Andrea Arnold, the director of Red Road, Fish Tank and American Honey urged first time filmmakers to be more weird.

“If a film is only 50% on Rotten Tomatoes I’m more likely to watch that than one at 90% because it means some people really didn’t like it and that interests me,” she said on stage giving a retrospective of her career.

“We need to be more weird don’t we? What seems to be happening is that [filmmakers] are meant to fit an algorithm, into a box. I think filmmaking should be as unique and original and as weird as you can be. That’s what I love. Someone’s unique perspective.”

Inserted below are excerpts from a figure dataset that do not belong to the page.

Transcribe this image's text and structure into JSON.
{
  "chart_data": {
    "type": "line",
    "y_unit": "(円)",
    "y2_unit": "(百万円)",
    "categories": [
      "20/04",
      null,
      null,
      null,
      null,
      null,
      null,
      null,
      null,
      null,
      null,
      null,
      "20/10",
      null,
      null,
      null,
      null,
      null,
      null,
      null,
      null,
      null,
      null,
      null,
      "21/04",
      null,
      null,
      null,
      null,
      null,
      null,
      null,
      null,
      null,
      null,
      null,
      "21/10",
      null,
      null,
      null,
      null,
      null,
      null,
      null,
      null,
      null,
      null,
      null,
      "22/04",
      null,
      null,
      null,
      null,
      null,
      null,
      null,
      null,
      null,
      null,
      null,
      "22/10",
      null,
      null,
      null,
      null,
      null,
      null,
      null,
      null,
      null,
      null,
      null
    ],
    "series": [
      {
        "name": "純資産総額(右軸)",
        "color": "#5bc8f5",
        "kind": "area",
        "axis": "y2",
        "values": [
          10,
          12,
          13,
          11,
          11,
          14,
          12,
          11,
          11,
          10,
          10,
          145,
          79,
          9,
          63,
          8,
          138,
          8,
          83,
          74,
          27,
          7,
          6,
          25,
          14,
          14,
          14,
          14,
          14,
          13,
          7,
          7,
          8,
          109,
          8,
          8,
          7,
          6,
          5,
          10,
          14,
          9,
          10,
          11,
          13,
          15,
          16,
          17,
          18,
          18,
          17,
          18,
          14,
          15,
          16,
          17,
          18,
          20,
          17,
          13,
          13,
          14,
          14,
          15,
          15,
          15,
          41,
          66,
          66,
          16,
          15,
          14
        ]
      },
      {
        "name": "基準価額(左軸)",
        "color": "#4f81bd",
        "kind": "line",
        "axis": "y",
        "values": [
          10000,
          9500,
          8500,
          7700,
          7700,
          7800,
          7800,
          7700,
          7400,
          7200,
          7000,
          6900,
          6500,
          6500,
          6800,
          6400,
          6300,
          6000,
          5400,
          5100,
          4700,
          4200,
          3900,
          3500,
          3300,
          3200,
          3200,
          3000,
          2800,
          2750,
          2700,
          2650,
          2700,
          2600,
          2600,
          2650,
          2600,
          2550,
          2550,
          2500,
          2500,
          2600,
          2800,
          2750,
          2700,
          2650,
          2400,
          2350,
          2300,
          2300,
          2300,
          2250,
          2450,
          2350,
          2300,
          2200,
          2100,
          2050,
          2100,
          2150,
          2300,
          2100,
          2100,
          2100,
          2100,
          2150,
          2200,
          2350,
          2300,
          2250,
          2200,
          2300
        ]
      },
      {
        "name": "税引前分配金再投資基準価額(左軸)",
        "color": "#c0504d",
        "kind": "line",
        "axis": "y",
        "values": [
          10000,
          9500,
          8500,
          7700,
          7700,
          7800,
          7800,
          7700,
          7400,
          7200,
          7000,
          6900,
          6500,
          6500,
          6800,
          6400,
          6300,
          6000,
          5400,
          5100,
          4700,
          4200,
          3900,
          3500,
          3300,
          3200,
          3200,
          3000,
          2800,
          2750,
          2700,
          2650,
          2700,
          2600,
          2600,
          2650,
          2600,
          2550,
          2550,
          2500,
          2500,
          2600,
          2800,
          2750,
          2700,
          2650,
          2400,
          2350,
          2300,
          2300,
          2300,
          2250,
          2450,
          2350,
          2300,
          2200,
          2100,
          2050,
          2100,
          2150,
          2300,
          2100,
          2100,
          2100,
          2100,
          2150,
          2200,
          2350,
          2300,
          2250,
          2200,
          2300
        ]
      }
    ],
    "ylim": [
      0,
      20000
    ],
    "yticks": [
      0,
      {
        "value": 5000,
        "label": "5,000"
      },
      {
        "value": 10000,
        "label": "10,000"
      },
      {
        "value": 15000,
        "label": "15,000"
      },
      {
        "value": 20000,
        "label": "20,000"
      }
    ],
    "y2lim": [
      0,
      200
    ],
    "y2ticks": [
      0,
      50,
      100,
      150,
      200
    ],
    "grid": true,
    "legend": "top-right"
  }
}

Arnold described herself as a visual filmmaker and that the conception of projects like Cow or Wuthering Heights begin with an image.

“I never set out thinking, ‘I’m going to write a film about X’. It usually starts with an image that I can’t shake. With Fish Tank, it was an image of a girl peeing on the carpet in a living room — really hard, like she meant it.

That image forces questions. I start writing to answer them. ‘Whose living room is that? Why is she doing that? Thow the story grows.”

She is not beholden to her scripts, preferring to work spontaneously with what happens on set.

“The script is a beginning. Then you have the people, the place, the day. I love being open to what’s happening right in front of me. If the sun doesn’t show up, or something unexpected happens, that becomes part of the film. There’s always a bit of chaos.”